Als die zweite Leiche gefunden wird, weiß KHK Hölzer, dass er es mit einem Serienmörder zu tun hat. Doch keiner will ihm recht glauben und ein Motiv kann er auch nicht nennen. Doch die nächste Leiche gibt ihm recht. Nur warum fehlen Innereien oder Körperteile und was verbindet die Opfer?

Die Vorlage für die Geschichte war Joachim Kroll. Der Serienmörder hatte in der Nachkriegszeit für Angst und Schrecken gesorgt. Piesker zeichnet aber nicht einfach dessen Lebensgeschichte nach und nennt seinen Protagonisten nur anders. Er wandelt die Geschichte in eine spannende Erzählung, die vom Originalgeschehen abweicht und doch sehr nahe dran ist. Der Leser taucht ein in die Ermittlungen, folgt den Kommissaren Hölzer und Renz, der noch jung ist und seine Sporen verdienen muss. Die haben selbst ihre privaten Probleme, die ebenfalls thematisiert werden. Was anfänglich vielleicht befremdlich wirkt, entpuppt sich im weiteren Verlauf der Geschichte als ein gelungener Schachzug, um die Zeit nach dem Krieg zu beschreiben. Wie dachten die Leute, wie waren die Regeln, wie ging man miteinander um und wie dachte die Gesellschaft über Homosexualität, damals noch ein Verbrechen – wenngleich es für die Geschichte wenig von Bedeutung ist, dass dieser Aspekt aufgegriffen wird.

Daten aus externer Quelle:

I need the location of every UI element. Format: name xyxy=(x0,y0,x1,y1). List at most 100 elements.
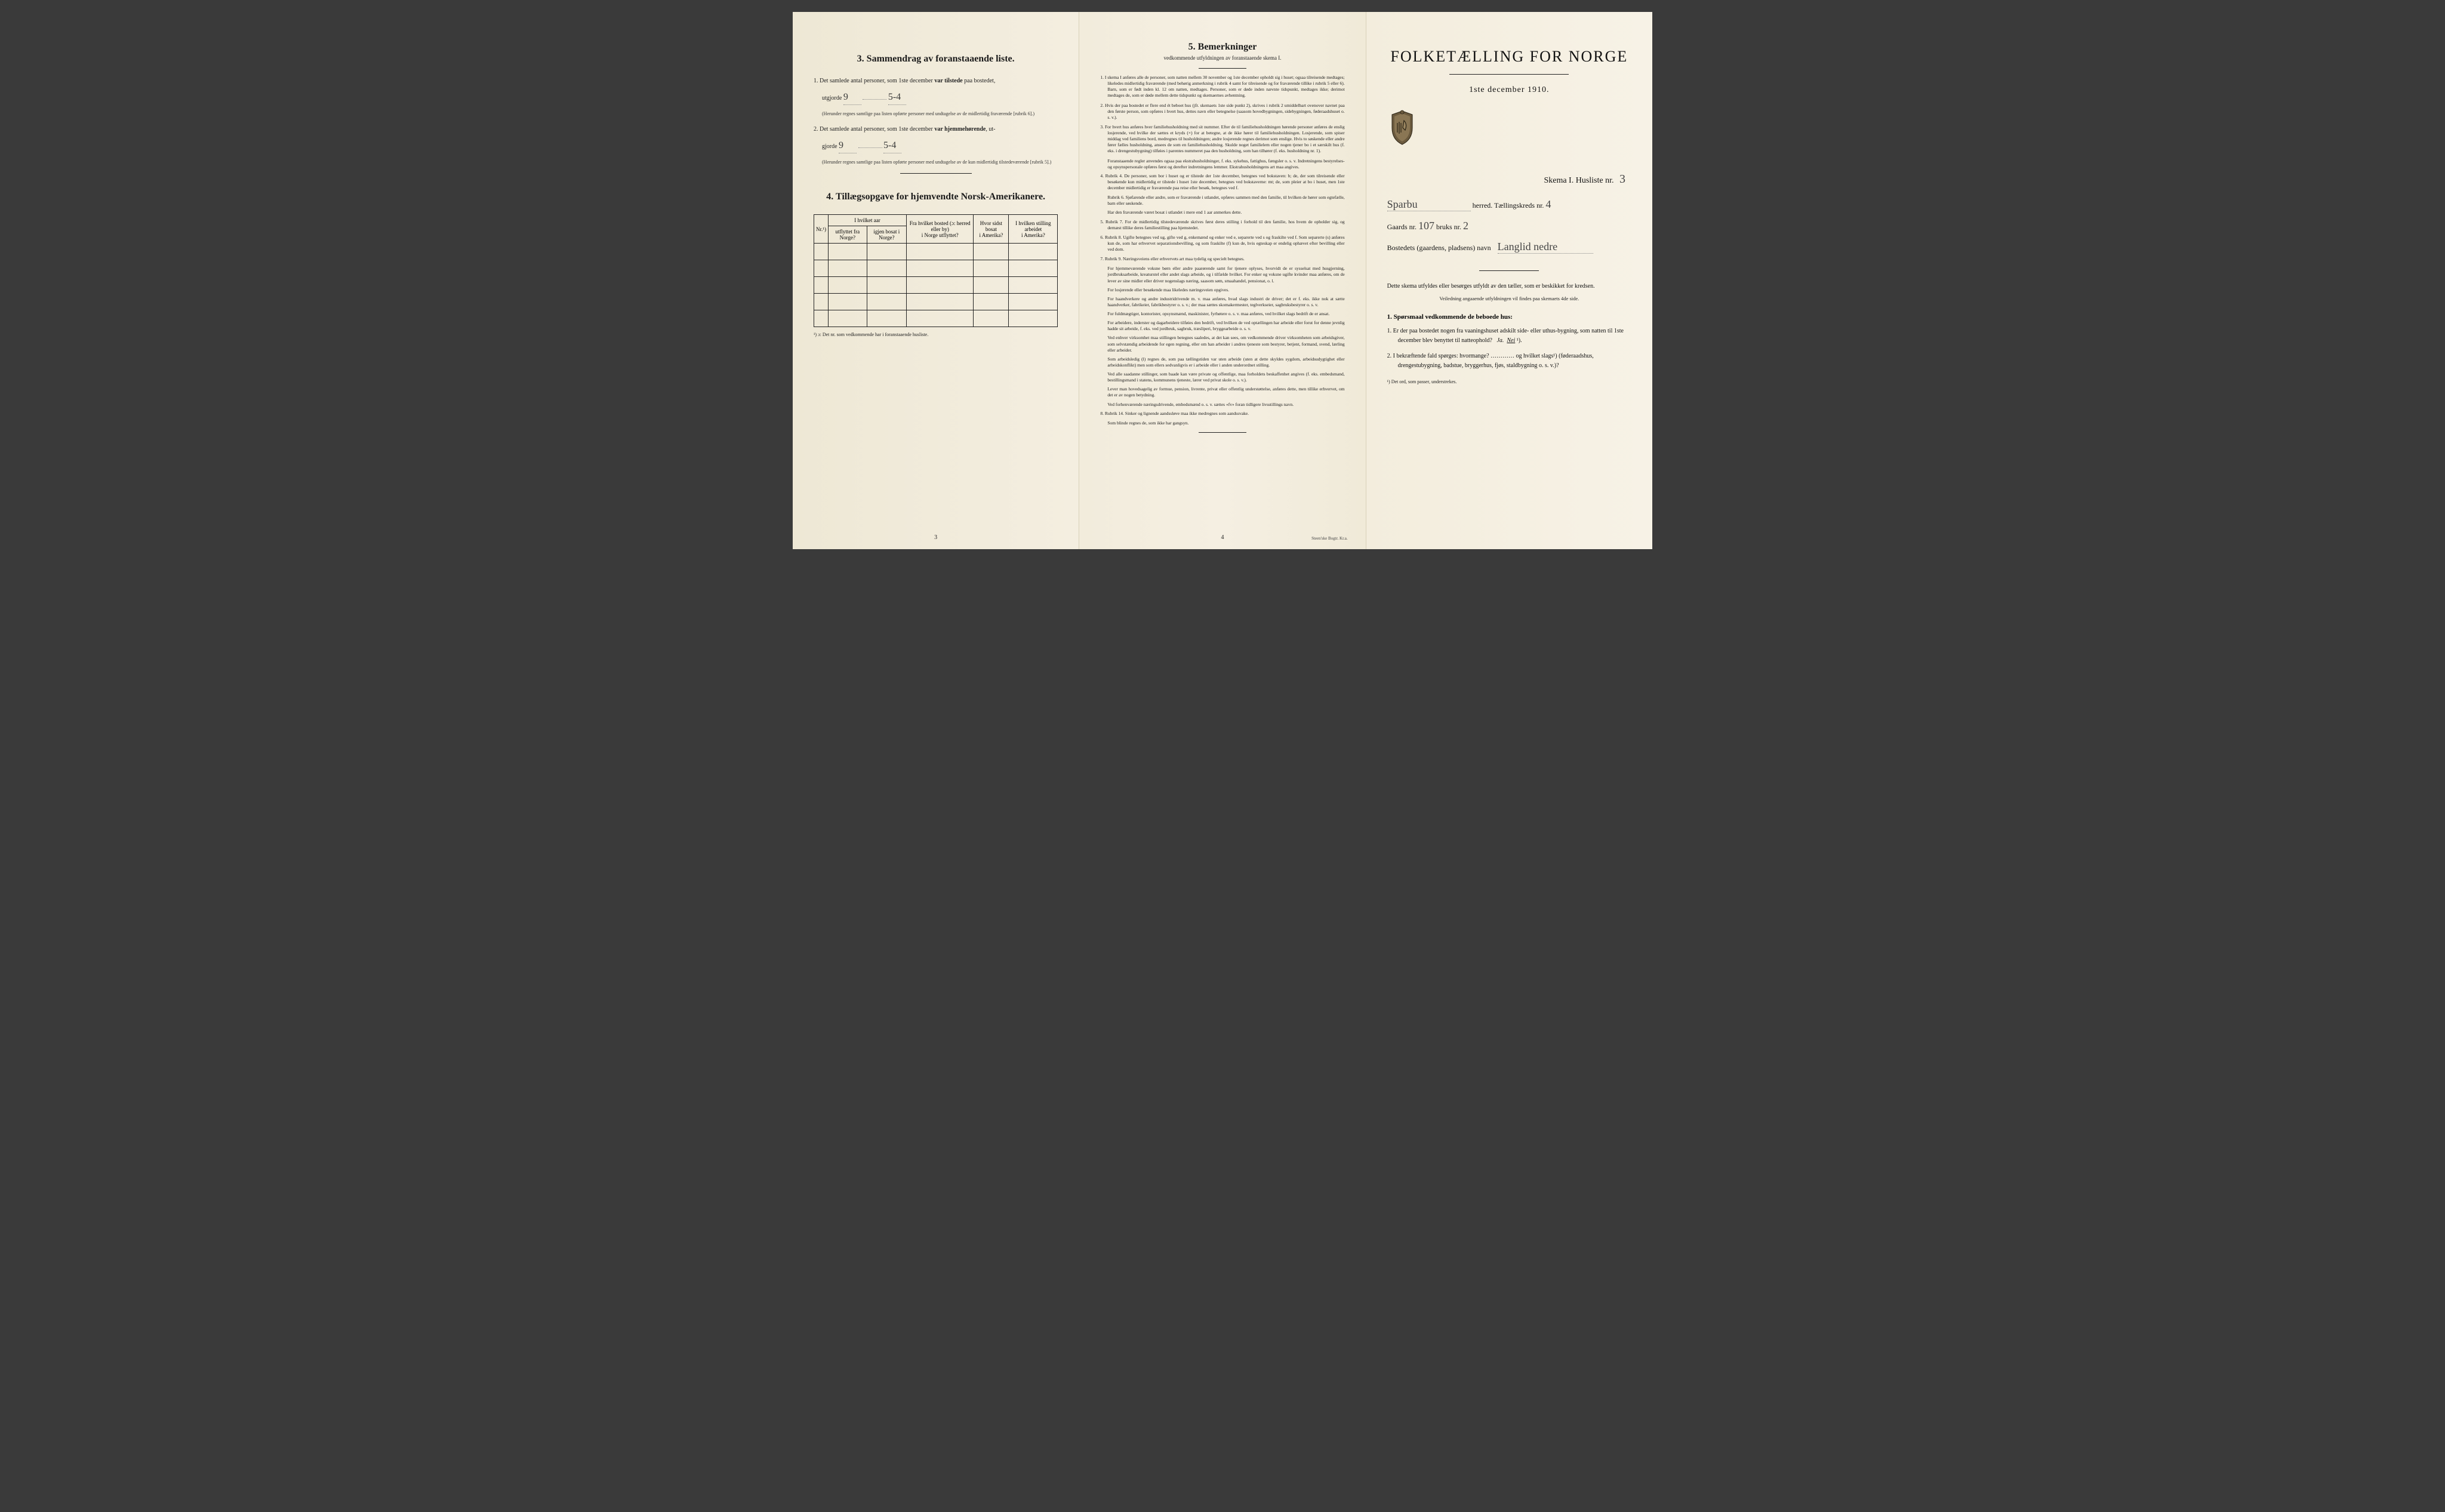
section-5-title: 5. Bemerkninger xyxy=(1100,42,1344,53)
th-where: Hvor sidst bosat i Amerika? xyxy=(974,215,1009,244)
th-occ-top: I hvilken stilling arbeidet xyxy=(1015,220,1051,232)
gaards-nr-hw: 107 xyxy=(1418,220,1434,232)
item2-utgjorde: gjorde xyxy=(822,143,839,150)
bosted-hw: Langlid nedre xyxy=(1498,241,1593,254)
printer-mark: Steen'ske Bogtr. Kr.a. xyxy=(1311,536,1348,541)
item1-note: (Herunder regnes samtlige paa listen opf… xyxy=(814,111,1058,116)
table-row xyxy=(814,277,1058,294)
remark-2: 2. Hvis der paa bostedet er flere end ét… xyxy=(1100,103,1344,121)
dotted xyxy=(863,93,886,100)
th-where-top: Hvor sidst bosat xyxy=(980,220,1002,232)
item2-hw-mf: 5-4 xyxy=(883,138,901,153)
th-from-top: Fra hvilket bosted (ɔ: herred eller by) xyxy=(910,220,971,232)
item2-hw-count: 9 xyxy=(839,138,857,153)
section-3-title: 3. Sammendrag av foranstaaende liste. xyxy=(814,54,1058,64)
divider xyxy=(1479,270,1539,271)
page-number: 3 xyxy=(934,534,937,541)
th-occ-bot: i Amerika? xyxy=(1021,232,1045,238)
remark-5: 5. Rubrik 7. For de midlertidig tilstede… xyxy=(1100,219,1344,231)
divider xyxy=(1449,74,1569,75)
table-row xyxy=(814,294,1058,310)
rubrik-6: Rubrik 6. Sjøfarende eller andre, som er… xyxy=(1100,195,1344,207)
item-1: 1. Det samlede antal personer, som 1ste … xyxy=(814,76,1058,85)
item1-hw-mf: 5-4 xyxy=(888,90,906,105)
th-year-group: I hvilket aar xyxy=(828,215,906,226)
remark-7f: For arbeidere, inderster og dagarbeidere… xyxy=(1100,320,1344,332)
census-date: 1ste december 1910. xyxy=(1387,85,1631,95)
dotted xyxy=(858,141,882,148)
th-from-bot: i Norge utflyttet? xyxy=(922,232,959,238)
remark-7i: Ved alle saadanne stillinger, som baade … xyxy=(1100,371,1344,383)
document-spread: 3. Sammendrag av foranstaaende liste. 1.… xyxy=(793,12,1652,549)
remark-3: 3. For hvert hus anføres hver familiehus… xyxy=(1100,124,1344,155)
kreds-nr-hw: 4 xyxy=(1545,198,1551,210)
rubrik-6b: Har den fraværende været bosat i utlande… xyxy=(1100,210,1344,215)
page-number: 4 xyxy=(1221,534,1224,541)
item2-post: , ut- xyxy=(986,126,995,133)
item2-line2: gjorde 9 5-4 xyxy=(814,138,1058,153)
th-from: Fra hvilket bosted (ɔ: herred eller by) … xyxy=(907,215,974,244)
table-row xyxy=(814,244,1058,260)
bruks-label: bruks nr. xyxy=(1436,223,1461,231)
bosted-line: Bostedets (gaardens, pladsens) navn Lang… xyxy=(1387,241,1631,254)
item1-bold: var tilstede xyxy=(934,78,962,84)
husliste-nr-hw: 3 xyxy=(1619,173,1625,186)
question-1: 1. Er der paa bostedet nogen fra vaaning… xyxy=(1387,327,1631,346)
bosted-label: Bostedets (gaardens, pladsens) navn xyxy=(1387,244,1491,252)
instruction-main: Dette skema utfyldes eller besørges utfy… xyxy=(1387,282,1631,291)
item1-pre: 1. Det samlede antal personer, som 1ste … xyxy=(814,78,934,84)
item-2: 2. Det samlede antal personer, som 1ste … xyxy=(814,125,1058,134)
section-4-title: 4. Tillægsopgave for hjemvendte Norsk-Am… xyxy=(814,192,1058,202)
page-4: 5. Bemerkninger vedkommende utfyldningen… xyxy=(1079,12,1366,549)
remark-1: 1. I skema I anføres alle de personer, s… xyxy=(1100,75,1344,99)
item1-hw-count: 9 xyxy=(843,90,861,105)
coat-of-arms-icon xyxy=(1387,110,1417,146)
remark-4: 4. Rubrik 4. De personer, som bor i huse… xyxy=(1100,173,1344,191)
gaards-line: Gaards nr. 107 bruks nr. 2 xyxy=(1387,220,1631,232)
divider xyxy=(900,173,972,174)
page-3: 3. Sammendrag av foranstaaende liste. 1.… xyxy=(793,12,1079,549)
skema-line: Skema I. Husliste nr. 3 xyxy=(1387,173,1625,186)
question-2: 2. I bekræftende fald spørges: hvormange… xyxy=(1387,352,1631,371)
remark-7k: Ved forhenværende næringsdrivende, embed… xyxy=(1100,402,1344,408)
th-nr: Nr.¹) xyxy=(814,215,829,244)
remark-8b: Som blinde regnes de, som ikke har gangs… xyxy=(1100,420,1344,426)
section-5-subtitle: vedkommende utfyldningen av foranstaaend… xyxy=(1100,55,1344,61)
herred-hw: Sparbu xyxy=(1387,198,1471,211)
q1-answer-nei: Nei xyxy=(1507,337,1515,344)
remark-8: 8. Rubrik 14. Sinker og lignende aandssl… xyxy=(1100,411,1344,417)
divider xyxy=(1199,432,1246,433)
th-occupation: I hvilken stilling arbeidet i Amerika? xyxy=(1009,215,1058,244)
gaards-label: Gaards nr. xyxy=(1387,223,1417,231)
item1-line2: utgjorde 9 5-4 xyxy=(814,90,1058,105)
emigrant-table: Nr.¹) I hvilket aar Fra hvilket bosted (… xyxy=(814,214,1058,327)
herred-label: herred. Tællingskreds nr. xyxy=(1473,201,1544,210)
instruction-sub: Veiledning angaaende utfyldningen vil fi… xyxy=(1387,295,1631,301)
remark-7h: Som arbeidsledig (l) regnes de, som paa … xyxy=(1100,356,1344,368)
question-heading: 1. Spørsmaal vedkommende de beboede hus: xyxy=(1387,313,1631,321)
page-1-cover: FOLKETÆLLING FOR NORGE 1ste december 191… xyxy=(1366,12,1652,549)
remark-7c: For losjerende eller besøkende maa likel… xyxy=(1100,287,1344,293)
remark-3b: Foranstaaende regler anvendes ogsaa paa … xyxy=(1100,158,1344,170)
table-footnote: ¹) ɔ: Det nr. som vedkommende har i fora… xyxy=(814,332,1058,337)
table-row xyxy=(814,310,1058,327)
th-emigrated: utflyttet fra Norge? xyxy=(828,226,867,244)
remark-7g: Ved enhver virksomhet maa stillingen bet… xyxy=(1100,335,1344,353)
divider xyxy=(1199,68,1246,69)
remark-6: 6. Rubrik 8. Ugifte betegnes ved ug, gif… xyxy=(1100,235,1344,252)
remark-7b: For hjemmeværende voksne børn eller andr… xyxy=(1100,266,1344,284)
remark-7: 7. Rubrik 9. Næringsveiens eller erhverv… xyxy=(1100,256,1344,262)
th-returned: igjen bosat i Norge? xyxy=(867,226,906,244)
table-body xyxy=(814,244,1058,327)
remark-7j: Lever man hovedsagelig av formue, pensio… xyxy=(1100,386,1344,398)
th-where-bot: i Amerika? xyxy=(979,232,1003,238)
footnote: ¹) Det ord, som passer, understrekes. xyxy=(1387,379,1631,384)
skema-label: Skema I. Husliste nr. xyxy=(1544,176,1613,185)
bruks-nr-hw: 2 xyxy=(1463,220,1468,232)
table-row xyxy=(814,260,1058,277)
item2-bold: var hjemmehørende xyxy=(934,126,986,133)
item1-utgjorde: utgjorde xyxy=(822,95,843,101)
item2-note: (Herunder regnes samtlige paa listen opf… xyxy=(814,159,1058,165)
item2-pre: 2. Det samlede antal personer, som 1ste … xyxy=(814,126,934,133)
remark-7d: For haandverkere og andre industridriven… xyxy=(1100,296,1344,308)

Auf der anderen Seite hat man immer wieder die Sichtweise des Serienmörders. Wie er denkt und lebt, wie er sich seine Opfer aussucht und an sie heranschleicht. Unter einem strengen, gewalttätigen Vater leidend, versucht der junge Mann alles, um ihn zufriedenzustellen. Gleichzeitig wächst aber die Wut in seinem Bauch und der Druck wird immer größer. Dieser Perspektivwechsel macht die Story insgesamt interessant, zeigt aber auch Schwächen auf. Piesker scheint sich manchmal nicht ganz einig zu sein, ob er nun wirklich in den Kopf seines Protagonisten hineinschauen will oder lieber doch nicht. Es gibt Ansätze, die das Handeln und die Getriebenheit des Täters zu erklären versuchen, als Leser ist man aber immer außen vor. Na gut, könnte man nun sagen, das liegt daran, dass eben niemand in den Kopf eines anderes hineinsehen kann, stimmt, aber wenn ich das nicht will, muss ich die Geschichte anders erzählen. Hauptakteure sind und bleiben nämlich die Kommissare und selbst hierbei geht es nicht um die Ermittlungen, sondern um Suff, Homosexualität, Sorge um den Kollegen. Die Morde stehen auf beiden Seiten eher hinten an, aus Sicht des Täters werden sie nur angeschnitten. Man erwartet sicherlich keinen Splatter, kein bluttriefendes Buch, das einen nicht mehr schlafen lässt. Aber man würde doch etwas mehr Futter erwarten, etwas mehr Beschreibung, etwas mehr Intensität.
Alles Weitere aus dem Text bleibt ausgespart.